We’ve been on the river in sunshine, rain, and snow all in the same afternoon. It’s always best to be prepared. We have another saying, “It’s easier to cool off than to warm up.” This means you should be prepared and even dressed for the cold. If it turns out to be too warm you can always shed layers. Even on a sunny warm spring day the river water can be a cool 40 degrees fahrenheit 9or less!) splashing you all over.
Where you are from can affect your comfort level as well. A person from Florida is going to feel more chilled by cooler air and water temperatures than someone from Alaska. Its all about what your body has been acclimated to.

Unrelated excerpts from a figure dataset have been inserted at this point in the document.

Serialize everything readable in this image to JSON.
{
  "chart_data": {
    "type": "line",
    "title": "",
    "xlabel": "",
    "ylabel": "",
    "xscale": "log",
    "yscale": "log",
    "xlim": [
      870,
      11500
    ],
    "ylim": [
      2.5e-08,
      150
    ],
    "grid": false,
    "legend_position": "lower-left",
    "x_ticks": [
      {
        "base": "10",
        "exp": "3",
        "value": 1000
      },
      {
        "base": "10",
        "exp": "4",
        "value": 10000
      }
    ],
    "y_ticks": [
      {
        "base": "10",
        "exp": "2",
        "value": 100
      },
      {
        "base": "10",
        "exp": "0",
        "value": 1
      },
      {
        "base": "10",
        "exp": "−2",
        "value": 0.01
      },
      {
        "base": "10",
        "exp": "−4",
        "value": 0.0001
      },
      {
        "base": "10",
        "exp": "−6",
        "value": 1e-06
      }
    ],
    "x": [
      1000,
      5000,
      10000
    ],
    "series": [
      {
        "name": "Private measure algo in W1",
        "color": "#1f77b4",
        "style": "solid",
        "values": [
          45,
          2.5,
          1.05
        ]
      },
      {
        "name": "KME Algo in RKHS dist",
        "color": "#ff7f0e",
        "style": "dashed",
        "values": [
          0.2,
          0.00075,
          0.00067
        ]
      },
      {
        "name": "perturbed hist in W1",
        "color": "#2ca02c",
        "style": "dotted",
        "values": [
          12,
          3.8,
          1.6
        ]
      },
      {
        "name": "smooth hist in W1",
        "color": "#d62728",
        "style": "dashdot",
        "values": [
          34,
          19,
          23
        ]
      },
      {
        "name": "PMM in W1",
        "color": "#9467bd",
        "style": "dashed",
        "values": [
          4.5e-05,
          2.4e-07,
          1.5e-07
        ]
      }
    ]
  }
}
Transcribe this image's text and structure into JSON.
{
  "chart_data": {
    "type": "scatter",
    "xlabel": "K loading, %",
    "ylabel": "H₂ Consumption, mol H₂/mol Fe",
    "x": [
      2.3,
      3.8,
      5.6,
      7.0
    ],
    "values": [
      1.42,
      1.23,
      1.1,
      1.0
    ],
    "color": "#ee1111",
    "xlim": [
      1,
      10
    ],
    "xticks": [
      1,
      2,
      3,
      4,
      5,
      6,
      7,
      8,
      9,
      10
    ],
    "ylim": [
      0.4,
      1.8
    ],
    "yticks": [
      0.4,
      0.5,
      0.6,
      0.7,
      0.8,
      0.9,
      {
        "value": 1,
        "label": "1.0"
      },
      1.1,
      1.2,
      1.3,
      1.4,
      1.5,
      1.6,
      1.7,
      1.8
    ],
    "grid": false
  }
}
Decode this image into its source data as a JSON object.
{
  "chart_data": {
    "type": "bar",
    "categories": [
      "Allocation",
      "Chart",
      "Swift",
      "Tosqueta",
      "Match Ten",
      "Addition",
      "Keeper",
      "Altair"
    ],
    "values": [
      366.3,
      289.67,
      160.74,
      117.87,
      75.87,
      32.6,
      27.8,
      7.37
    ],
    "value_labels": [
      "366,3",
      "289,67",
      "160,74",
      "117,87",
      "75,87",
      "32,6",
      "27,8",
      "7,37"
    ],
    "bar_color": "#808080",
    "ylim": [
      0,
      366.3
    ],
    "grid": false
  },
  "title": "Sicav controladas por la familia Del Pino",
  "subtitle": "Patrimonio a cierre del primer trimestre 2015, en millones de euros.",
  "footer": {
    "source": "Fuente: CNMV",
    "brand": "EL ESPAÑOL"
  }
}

A wetsuit goes a long way to helping you retain some of that precious body heat. Layering up with fleece jacket and pants, wool socks, and even a beanie can extend that heat retention. Splash or rain gear can add a layer to help keep most of the water off, and more importantly the wind. Wind can chill you significantly when you’re wet.
Any piece of cotton is going to get wet and stay wet until you get back home. Cotton takes forever to dry. So no t-shirts, save those for afterwards when you’ll appreciate that soft warmth.
In the summer the air temperature has increased and the water warms up slightly as most of the snowpack has melted and the river level drops. Especially on the lower sections like Bighorn Sheep Canyon and the Royal Gorge where it’s more of a high desert climate. However the monsoon season starts late summer so afternoon rainstorms are pretty common.
Here at Monumental Expeditions we rent wetsuits and splash jackets. They are highly recommended in the springtime when the runoff is high. Especially on The Numbers and Browns Canyon as they are much closer to all that melting snow and higher in elevation. Summertime comes a little later to the high country.